The Royal Academy’s retrospective exhibition The Art of Philip Guston: 1913–1980 (until 12 April) comprises some 80 paintings and drawings dating from 1930 to 1980, by one of America’s most original 20th-century painters. It’s not easy to look at, being in turn demanding, forbidding, horrific and beautiful, but it’s certainly real, and as an intensely moving human document it deserves to be seen.
Guston was born of Russian-Jewish parents in Canada, and moved to America in 1919. When he began to paint in 1927, he was largely self-taught. He worked on government-funded mural projects and absorbed the drawing techniques of the Old Masters. The early work in this exhibition portrays war or social issues through an uneasy blending of Renaissance and Surrealist styles. But whatever the distortions, there’s no doubt that young Guston could draw, and that he felt deeply about his subjects. And it was this fluency of drawing that led him to further experiment.
Look at the landscape drawing of Ischia in the first gallery — it has a flow and delicacy which was to find fulfilment in the two beautiful abstracts hung either side of the entrance to Gallery II, the delicate tracery of ‘White Painting I’ (1951), and ‘Painting No 9’ (1952). For pictures such as these, Guston acquired a following as an Abstract Expressionist; yet despite the ravishing exercises in pure painting, Guston the tortured artist, whose father committed suicide and whose brother died of gangrene after a car accident, was already rearing his head. Two of his early subjects were ‘Conspirators’ and ‘Tormentors’, highly suggestive of the self-questioning which lay in the future.
Gallery II takes up the theme of abstraction and develops it with confidence into dancing, vibrant paintings, their gestures becoming bigger and more generous, even perhaps somewhat unstable and frenetic in the transitional works, ‘The Mirror’ (1957), and ‘To Fellini’ (1958). In these, Guston is moving towards figuration again, yet the most enjoyable paintings are the smaller, gentler, more lyrical abstracts, ‘Zone’ (1953–4) and ‘To BWT’ (1952).
In the next gallery, the metamorphosis is complete. Here is Guston the brutal figurative painter, laying out in ‘Painter’s Table’ some of the mute objects which would become his obsessions — cigarettes, paints, shoes, the single eye, flatirons, nails, the Ku-Klux Klan hood.
The main surprise is the contrast between the squalor of the subject-matter and the luscious paintwork. In Gallery III, the main room of the exhibition, we are met with the full force of Guston’s nightmare. Here are paintings like body blows, that leave you reeling and quite unable to face looking at anything else. In ‘Cabal’ lurk whispering huddles of monocular heads with huge eyelashes. ‘San Clemente’ must be a cruel self-portrait, the artist with bloated unshaven cheeks, beatle-brows and a nose like a leg of lamb, dragging the great swollen burden of a diseased leg, a single fat tear coursing through his stubble.
Image is piled upon image: hairy legs and bony knees are multiplied, angular as pipes. Boot soles are like riveted steel or horseshoes. Everywhere there are flames and bleeding. In this apocalyptic vision the reds are hot as Hell. The relentlessness is hard to take. Guston himself was propelled into making such paintings out of an increasing disaffection with politics and society. When asked if his pictures were pessimistic, he said he preferred the word ‘doomed’. If there is humour in his work, then it is very black indeed — almost Stygian. Man is reduced to his constituent parts: head, hand, foot. There’s not much hope in sight.
Guston’s late work subverted the Abstract Expressionists’ claim that art should depict the sublime. Initially ridiculed, his crude figuration attracted a vast body of admirers, among them painters such as Julian Schnabel and Georg Baselitz, who followed his example. For Guston offered a fresh new voice, an all-encompassing vision of the world that could not easily be decoded or explained away, but whose authority and authenticity could be experienced at sight, and felt in the pluck.
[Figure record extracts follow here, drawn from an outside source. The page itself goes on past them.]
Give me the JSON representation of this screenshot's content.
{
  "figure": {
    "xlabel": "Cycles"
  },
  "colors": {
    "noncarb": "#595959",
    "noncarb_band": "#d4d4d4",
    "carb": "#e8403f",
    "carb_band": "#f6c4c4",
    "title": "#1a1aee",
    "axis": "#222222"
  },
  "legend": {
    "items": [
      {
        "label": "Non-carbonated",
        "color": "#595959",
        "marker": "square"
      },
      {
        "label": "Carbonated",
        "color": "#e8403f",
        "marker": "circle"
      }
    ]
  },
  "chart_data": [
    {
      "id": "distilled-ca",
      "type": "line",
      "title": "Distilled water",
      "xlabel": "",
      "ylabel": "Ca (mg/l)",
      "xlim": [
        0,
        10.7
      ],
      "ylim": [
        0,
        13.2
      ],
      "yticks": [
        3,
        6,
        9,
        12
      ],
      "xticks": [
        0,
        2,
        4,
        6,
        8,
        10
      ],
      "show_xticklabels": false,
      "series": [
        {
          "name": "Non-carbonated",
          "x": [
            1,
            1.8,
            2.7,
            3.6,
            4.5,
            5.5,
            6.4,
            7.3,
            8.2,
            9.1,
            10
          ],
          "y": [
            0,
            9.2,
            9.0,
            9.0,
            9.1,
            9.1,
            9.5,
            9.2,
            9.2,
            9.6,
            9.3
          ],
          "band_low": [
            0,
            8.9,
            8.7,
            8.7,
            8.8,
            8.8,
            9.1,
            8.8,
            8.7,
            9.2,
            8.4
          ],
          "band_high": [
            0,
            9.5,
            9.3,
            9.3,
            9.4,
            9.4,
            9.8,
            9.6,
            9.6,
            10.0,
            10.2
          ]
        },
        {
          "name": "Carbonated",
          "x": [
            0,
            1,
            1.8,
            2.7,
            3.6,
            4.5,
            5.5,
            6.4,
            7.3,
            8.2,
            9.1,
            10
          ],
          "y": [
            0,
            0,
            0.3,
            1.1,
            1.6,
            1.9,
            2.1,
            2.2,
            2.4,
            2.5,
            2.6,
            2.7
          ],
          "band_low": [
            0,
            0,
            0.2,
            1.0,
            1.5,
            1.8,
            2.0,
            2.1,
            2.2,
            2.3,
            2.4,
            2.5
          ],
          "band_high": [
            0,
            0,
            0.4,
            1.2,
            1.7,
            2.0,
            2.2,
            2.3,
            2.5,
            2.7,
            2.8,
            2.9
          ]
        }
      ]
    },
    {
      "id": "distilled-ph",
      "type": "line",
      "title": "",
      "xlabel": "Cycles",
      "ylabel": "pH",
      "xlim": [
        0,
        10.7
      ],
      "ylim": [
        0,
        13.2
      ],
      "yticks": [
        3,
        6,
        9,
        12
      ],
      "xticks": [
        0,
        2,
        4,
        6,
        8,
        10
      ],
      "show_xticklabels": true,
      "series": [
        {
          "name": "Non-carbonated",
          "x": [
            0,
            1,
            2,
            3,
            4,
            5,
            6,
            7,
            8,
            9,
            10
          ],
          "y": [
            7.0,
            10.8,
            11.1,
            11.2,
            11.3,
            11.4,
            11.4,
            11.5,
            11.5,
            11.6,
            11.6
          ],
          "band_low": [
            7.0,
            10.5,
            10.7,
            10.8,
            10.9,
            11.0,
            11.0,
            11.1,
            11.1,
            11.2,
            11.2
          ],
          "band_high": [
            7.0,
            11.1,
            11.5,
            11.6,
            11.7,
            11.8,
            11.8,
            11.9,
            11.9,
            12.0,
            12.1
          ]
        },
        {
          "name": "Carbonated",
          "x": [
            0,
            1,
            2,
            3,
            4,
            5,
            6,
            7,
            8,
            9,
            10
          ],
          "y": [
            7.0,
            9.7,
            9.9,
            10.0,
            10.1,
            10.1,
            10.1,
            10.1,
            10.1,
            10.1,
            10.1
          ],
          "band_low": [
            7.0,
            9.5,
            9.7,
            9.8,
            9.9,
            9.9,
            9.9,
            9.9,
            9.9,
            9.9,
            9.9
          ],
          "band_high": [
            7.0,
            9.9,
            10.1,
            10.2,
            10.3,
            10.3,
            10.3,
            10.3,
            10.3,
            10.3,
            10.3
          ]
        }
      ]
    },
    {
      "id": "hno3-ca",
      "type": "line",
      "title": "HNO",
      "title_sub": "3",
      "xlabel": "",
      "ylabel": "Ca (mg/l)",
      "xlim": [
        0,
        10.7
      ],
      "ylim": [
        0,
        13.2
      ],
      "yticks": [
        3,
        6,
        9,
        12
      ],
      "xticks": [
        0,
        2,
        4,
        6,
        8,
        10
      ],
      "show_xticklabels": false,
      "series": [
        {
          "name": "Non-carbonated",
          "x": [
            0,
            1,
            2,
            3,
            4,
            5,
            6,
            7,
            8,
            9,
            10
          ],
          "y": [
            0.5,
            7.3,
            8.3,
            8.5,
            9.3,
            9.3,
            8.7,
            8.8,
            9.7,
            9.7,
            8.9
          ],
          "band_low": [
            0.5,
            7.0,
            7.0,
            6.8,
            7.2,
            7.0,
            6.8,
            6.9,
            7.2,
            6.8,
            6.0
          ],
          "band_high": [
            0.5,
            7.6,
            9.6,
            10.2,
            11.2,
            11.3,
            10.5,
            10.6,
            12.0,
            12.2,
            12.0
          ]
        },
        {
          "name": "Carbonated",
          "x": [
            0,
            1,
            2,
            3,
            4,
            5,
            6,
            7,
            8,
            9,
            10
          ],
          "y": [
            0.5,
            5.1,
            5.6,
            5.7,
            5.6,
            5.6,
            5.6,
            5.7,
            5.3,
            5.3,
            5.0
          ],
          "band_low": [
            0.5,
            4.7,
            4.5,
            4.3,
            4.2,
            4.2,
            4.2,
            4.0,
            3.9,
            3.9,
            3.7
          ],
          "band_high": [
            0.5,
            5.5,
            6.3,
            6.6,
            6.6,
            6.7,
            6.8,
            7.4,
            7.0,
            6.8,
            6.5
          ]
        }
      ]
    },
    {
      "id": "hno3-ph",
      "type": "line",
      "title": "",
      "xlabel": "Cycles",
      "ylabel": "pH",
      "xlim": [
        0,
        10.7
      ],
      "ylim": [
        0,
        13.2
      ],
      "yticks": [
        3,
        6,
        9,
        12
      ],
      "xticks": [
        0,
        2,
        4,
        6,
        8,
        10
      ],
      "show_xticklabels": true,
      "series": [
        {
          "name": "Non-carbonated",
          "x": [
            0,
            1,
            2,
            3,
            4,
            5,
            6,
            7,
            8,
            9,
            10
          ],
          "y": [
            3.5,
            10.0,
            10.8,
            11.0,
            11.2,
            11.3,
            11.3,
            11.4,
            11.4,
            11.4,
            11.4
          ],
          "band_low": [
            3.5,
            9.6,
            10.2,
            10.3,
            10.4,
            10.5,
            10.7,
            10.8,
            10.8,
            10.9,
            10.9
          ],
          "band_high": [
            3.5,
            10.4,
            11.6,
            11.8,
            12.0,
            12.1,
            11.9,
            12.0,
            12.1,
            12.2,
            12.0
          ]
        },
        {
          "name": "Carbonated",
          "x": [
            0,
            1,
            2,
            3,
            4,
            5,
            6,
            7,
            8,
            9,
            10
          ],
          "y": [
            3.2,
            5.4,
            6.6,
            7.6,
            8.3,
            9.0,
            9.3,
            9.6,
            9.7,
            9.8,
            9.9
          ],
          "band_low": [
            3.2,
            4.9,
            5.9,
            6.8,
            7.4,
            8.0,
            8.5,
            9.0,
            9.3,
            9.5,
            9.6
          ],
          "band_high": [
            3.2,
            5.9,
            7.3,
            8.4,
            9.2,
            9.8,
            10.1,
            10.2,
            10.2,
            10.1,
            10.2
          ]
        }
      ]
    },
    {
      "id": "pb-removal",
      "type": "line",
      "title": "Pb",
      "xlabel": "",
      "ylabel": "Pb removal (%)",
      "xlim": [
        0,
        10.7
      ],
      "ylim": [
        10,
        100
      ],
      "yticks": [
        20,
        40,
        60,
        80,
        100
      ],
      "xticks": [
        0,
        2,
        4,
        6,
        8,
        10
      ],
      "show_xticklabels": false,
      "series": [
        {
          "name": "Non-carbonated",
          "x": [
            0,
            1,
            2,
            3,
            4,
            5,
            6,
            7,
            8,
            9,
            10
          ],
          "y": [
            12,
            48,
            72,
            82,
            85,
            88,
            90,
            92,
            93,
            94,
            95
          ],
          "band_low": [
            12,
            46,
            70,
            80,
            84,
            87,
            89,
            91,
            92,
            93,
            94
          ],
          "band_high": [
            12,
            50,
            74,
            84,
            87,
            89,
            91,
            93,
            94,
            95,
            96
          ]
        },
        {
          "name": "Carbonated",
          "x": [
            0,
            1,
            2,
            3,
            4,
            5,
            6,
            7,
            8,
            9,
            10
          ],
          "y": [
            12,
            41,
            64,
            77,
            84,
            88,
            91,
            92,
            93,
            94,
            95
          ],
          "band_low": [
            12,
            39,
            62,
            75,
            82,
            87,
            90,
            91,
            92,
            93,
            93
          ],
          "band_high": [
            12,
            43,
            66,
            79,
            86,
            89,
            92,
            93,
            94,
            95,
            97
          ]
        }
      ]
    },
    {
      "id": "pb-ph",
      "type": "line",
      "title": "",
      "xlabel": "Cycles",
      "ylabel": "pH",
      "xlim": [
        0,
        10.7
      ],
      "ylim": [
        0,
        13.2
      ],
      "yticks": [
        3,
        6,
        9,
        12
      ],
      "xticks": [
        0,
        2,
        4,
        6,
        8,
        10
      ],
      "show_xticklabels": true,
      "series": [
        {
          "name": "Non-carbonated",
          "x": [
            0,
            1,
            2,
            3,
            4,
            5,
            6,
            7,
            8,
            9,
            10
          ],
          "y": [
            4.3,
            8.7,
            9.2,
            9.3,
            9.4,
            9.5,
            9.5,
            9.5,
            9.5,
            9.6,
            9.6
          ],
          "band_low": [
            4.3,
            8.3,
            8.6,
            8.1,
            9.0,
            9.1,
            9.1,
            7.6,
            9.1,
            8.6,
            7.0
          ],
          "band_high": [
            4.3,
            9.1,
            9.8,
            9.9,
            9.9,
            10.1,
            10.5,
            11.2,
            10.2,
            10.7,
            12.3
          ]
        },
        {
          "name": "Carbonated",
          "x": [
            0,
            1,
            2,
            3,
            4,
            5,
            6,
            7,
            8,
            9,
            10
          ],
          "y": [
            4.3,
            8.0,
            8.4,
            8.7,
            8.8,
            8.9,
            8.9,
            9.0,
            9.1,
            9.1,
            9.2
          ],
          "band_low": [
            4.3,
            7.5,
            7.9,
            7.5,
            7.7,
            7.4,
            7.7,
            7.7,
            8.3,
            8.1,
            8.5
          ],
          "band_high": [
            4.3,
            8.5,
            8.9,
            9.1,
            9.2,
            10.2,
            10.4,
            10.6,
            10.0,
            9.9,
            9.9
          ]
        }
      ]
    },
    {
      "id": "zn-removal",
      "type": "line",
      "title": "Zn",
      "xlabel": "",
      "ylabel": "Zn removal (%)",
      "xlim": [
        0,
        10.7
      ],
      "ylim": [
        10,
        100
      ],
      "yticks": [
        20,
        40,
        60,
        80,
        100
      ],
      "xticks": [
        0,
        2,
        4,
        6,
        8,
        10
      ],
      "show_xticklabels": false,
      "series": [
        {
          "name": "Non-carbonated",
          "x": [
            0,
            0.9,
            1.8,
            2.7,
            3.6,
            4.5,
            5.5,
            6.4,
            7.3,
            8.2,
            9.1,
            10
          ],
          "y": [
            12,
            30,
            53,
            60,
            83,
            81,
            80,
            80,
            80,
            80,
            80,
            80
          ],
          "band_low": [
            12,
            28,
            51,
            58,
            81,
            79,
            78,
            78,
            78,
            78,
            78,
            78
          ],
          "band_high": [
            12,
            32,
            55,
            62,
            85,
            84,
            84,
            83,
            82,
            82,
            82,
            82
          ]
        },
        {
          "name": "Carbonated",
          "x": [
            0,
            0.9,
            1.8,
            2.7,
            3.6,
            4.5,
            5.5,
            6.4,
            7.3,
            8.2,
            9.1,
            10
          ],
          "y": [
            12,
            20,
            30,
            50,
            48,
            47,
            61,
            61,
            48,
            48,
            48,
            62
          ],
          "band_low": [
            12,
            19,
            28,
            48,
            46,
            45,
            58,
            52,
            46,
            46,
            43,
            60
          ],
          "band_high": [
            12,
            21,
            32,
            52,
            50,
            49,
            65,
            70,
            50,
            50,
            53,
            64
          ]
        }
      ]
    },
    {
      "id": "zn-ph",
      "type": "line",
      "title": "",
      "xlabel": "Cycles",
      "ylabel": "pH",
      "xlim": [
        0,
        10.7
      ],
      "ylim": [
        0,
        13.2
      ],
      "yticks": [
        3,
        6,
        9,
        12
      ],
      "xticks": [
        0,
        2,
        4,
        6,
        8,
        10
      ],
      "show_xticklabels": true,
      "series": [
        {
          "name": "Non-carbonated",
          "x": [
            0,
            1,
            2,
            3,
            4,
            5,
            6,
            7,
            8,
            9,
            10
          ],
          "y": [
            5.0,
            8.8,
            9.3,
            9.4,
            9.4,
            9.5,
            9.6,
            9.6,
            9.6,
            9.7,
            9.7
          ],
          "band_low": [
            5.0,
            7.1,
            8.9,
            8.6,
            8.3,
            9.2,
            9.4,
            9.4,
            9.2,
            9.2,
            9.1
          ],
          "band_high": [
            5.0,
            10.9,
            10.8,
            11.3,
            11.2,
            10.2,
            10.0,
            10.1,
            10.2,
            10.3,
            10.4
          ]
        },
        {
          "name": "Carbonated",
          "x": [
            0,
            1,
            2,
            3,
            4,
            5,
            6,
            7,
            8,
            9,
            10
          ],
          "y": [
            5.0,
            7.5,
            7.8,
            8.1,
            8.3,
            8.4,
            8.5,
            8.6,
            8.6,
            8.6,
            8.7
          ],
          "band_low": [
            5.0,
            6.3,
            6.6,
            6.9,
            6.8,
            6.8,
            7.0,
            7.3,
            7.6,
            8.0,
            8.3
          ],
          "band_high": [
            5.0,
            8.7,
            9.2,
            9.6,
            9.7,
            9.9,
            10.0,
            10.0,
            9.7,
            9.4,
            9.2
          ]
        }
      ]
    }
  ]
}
Is the negativity of the imagery balanced by the skill and beauty with which Guston manipulates paint? Probably not. Guston’s work is to be endured — as an example of how art can approach the condition of flayed flesh.
In the last gallery, a group of drawings traces Guston’s stylistic evolution from another delicate evocation of Ischia in the 1940s, through the gestural Fifties, to the increasingly figurative Sixties and Seventies. There are four acrylic and ink works on paper, depicting cherries, a sandwich, a head and a very unpleasant ladder/crucifixion. This last motif is explored further in a large painting of a pair of elongated legs crucified on a ladder, with a sun like a judge’s wig coming up over the horizon. There’s a science-fiction element (the scavenging dog like a hairy armoured robot) besides the caricature, and a strange monumentality to the comic-strip. In another painting, the thin, sorely veined and injured hand of God draws a line on earth from on high. There’s a satisfying finality to that.